Tuesday, June 10, 2014

Fireflies - Day Two (Live-Blogging A Story)

Okay, day two of writing wasn't quite as awesome as day one.  I only got 919 words in before I ran out of time.  Not even through with the next scene, just starting it really, but I ended on a kind of cool cliff hanger.  So, here it is, day two:

Photo provided by: s58y Creative Commons I added the title and border.

 

I

    The baby arrived four and a half months later, exactly on his due date.  And yes, it was a he, just as Simi had suspected.  They named him Trevon Oscar Abijeet Lopez.  Their favorite name, and then a little something from each of them.  They quickly learned that they would have to explain how his name was pronounced, because people wanted to call him Trayvon, like the hoodie wearing Floridian shooting victim.
    “No, it’s Trevon, rhymes with Devon,” Simi became accustomed to saying to nurses, pediatricians, and county records clerks.  It wasn’t difficult for her to become accustomed to doing, after all, she’d been doing it all her life with her own impossible-to-pronounce-by-white-people name.  
She loved the name ever since she’d first heard that her conductor’s grandson had been given it.  It might be due to the respect that man had earned in her eyes, but she thought it was simply because it had a nice ring to it.  And it was relatively unique still, although Oscar said they’d probably discover that it was the most popular baby name for boys this year, and Trevon would have to spend his whole life being called Trevon L.  
Simi didn’t want that.  Not for her little miracle baby.  He was special.  They’d tried for years to conceive, and then turned to fertility treatments, though still unsuccessfully.  At last, as they’d completely given up hope, Simi started vomiting up her breakfast each morning.  She’d stayed home from work thinking she had the flu at first, but as it persisted, and her period also grew later and later, she’d rushed to the store for a test, while desperately trying to subdue her excitement.  She’d been wrong so many times in the past, she didn’t want to get her hopes up and have them crushed again.
Finally, though, after all these years, her hopes were confirmed instead of crushed.  There was no miscarriage, no problems, no complications, and nine months later, Trevon arrived, a perfect squalling angel.
Motherhood suited Simi like nothing ever had in her life.  She’d worked and struggled so long and hard to become the cellist that she was, holed up in her room alone, practicing for hours while her sisters and friends played in the streets or gossiped about boys.  It had been such a struggle that only her extreme stubbornness had made it possible for her to succeed.  But motherhood?  It was easy, natural, as if she were made for it, despite what her reproductive system had tried to tell her these last twelve years.
Just being with her child gave her such great joy.  Whether feeding him; changing him; holding him; soothing him; singing to him; or, at last, playing to him on her cello--not to the fetus within her, but to him; she couldn’t wipe the smile off her face.  She was radiant with joy.
Oscar wasn’t a natural, however.  He seemed to be pretty clueless when it came to child-rearing.

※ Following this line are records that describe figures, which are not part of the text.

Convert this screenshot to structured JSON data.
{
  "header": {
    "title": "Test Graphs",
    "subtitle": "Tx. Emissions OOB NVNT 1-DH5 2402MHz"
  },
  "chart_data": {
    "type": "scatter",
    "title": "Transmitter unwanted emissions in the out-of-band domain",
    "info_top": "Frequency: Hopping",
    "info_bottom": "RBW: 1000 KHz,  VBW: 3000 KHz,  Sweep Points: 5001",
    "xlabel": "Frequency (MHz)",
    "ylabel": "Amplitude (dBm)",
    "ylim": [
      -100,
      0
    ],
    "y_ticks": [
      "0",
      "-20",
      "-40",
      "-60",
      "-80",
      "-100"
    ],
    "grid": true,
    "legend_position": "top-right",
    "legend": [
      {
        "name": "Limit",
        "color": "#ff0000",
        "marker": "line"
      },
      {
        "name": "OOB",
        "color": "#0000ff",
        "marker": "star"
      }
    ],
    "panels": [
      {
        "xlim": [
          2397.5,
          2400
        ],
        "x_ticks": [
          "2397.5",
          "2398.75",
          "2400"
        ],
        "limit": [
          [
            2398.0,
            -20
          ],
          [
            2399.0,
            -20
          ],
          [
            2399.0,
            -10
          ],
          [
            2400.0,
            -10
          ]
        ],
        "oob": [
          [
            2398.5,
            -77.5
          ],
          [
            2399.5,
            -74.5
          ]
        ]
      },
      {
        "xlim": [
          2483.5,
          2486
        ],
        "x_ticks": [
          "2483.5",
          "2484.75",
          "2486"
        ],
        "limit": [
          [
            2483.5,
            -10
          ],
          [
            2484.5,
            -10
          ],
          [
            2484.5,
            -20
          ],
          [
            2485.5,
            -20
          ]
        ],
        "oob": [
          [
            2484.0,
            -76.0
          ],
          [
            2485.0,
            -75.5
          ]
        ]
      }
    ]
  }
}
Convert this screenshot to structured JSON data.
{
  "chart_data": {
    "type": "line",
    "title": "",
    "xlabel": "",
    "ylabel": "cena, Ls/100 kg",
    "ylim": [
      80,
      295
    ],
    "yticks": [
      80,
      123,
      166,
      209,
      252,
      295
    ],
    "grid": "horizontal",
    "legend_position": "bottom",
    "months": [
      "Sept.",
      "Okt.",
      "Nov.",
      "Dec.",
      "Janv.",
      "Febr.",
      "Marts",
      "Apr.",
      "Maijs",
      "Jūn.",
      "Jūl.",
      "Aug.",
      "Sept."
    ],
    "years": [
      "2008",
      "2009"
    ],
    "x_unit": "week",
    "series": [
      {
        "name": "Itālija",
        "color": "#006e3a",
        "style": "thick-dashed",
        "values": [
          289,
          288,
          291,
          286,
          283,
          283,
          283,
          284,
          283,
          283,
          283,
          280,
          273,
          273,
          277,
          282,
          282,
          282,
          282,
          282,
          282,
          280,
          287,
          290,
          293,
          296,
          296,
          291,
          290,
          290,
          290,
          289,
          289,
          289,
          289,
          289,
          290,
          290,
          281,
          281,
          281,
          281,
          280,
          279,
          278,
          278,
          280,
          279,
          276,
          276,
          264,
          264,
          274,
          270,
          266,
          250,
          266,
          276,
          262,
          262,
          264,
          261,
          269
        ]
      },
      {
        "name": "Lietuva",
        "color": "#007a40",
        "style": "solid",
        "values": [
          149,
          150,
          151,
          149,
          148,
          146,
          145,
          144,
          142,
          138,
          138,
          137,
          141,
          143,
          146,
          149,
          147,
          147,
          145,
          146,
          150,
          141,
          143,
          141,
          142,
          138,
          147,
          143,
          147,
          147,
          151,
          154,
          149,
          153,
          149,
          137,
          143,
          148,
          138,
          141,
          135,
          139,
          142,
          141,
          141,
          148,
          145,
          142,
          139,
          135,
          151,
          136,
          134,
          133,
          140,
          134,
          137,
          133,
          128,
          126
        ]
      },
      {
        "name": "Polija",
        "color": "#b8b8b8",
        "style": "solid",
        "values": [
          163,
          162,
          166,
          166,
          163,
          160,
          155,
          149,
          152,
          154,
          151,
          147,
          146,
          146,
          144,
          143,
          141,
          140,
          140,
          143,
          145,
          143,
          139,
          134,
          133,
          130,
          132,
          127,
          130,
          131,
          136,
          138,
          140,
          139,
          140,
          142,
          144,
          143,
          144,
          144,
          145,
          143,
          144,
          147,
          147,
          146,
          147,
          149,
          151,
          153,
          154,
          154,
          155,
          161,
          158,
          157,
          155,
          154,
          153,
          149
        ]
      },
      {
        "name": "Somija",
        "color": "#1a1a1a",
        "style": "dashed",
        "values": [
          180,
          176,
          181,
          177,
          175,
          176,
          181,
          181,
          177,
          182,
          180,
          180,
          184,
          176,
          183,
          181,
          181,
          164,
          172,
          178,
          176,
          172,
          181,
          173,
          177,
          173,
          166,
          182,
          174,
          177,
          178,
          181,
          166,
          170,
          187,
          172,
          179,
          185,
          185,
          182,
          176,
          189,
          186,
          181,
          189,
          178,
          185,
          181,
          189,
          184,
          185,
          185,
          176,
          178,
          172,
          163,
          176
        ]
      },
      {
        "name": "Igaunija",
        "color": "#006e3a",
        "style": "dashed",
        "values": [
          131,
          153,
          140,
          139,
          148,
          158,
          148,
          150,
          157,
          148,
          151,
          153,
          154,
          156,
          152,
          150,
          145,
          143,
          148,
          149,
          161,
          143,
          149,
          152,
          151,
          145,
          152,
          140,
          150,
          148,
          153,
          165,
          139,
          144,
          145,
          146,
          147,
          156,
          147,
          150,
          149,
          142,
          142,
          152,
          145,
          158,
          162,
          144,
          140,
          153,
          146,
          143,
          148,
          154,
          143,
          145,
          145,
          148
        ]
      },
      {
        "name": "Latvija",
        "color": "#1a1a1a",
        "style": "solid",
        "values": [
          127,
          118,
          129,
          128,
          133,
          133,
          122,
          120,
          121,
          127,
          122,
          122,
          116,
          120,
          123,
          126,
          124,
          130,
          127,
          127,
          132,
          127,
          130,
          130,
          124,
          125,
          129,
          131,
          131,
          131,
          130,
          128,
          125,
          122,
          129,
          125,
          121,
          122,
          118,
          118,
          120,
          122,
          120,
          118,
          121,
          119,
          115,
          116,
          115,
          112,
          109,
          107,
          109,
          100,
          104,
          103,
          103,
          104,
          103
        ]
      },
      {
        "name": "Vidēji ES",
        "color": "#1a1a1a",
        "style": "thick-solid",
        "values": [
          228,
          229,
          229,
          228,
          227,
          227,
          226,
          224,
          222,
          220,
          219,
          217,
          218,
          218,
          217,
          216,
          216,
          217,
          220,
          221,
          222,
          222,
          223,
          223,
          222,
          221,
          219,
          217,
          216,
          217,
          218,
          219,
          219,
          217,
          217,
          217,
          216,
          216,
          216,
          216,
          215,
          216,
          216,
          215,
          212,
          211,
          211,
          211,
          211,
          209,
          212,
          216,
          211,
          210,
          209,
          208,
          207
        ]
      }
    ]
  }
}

The baby griped each time Oscar would dress him, and understandably so, considering that half the time his arms were stuffed in the leg holes and vice-versa.  It seemed like every single time Oscar was tasked with changing Trevon, they could count on a blowout later on, when poop leaked past the edges of a twisted, incorrectly placed diaper.
It didn’t stop him, however.  No matter how many difficulties he had, Oscar couldn’t be anything but happy with his son.  Oscar found that holding Trevon in his arms at the end of a day of trading on the options floor for Goldman Sachs brought him back down to the ground, to reality.  The stress from the noise and urgency of his job would just leak out of him like a water balloon with a hole.  Soon, he could shrink back down to normal size, and feel himself again, and it was through no other method than simply holding his darling baby in his arms.
Granted, life wasn’t perfect.  The baby seemed to know exactly when to cry to ruin things for them.  Just at the right time in the movie they were watching, or just when they’d made it to the critical moment in their lovemaking.  It seemed to Oscar that they hadn’t had sex for months.  Even the slightest cry would remove all sexual desire from Simi immediately, like a popped bubble, it was gone in an instant, and couldn’t be remade.
But those were small concerns.  On the whole, Oscar and Simi had never been happier than they were with Trevon as a part of their family.
They even forgot about the day when the music room had filled with rainbows that seemed to emanate from Simi’s pregnant belly.  That is, until it happened again.
Oscar was in bed reading the newest George R. R. Martin novel that had just come out the month before.  It hadn’t been his plan to spend the evening in Westeros.  He’d had much more lascivious plans, brought on by the sight of Simi’s swollen breasts pressing into the fabric of her shirt much harder than they ever had before, but Trevon had different ideas.  Oscar spent the better part of an hour soothing him back to sleep, and returned to find Simi snoring in a loud and most unladylike manner.
He’d grumbled at the loss of his opportunity, and then, remembering the new Song of Ice and Fire book, sat down to read.  He wasn’t even finished with the first chapter, when he noticed the room growing lighter.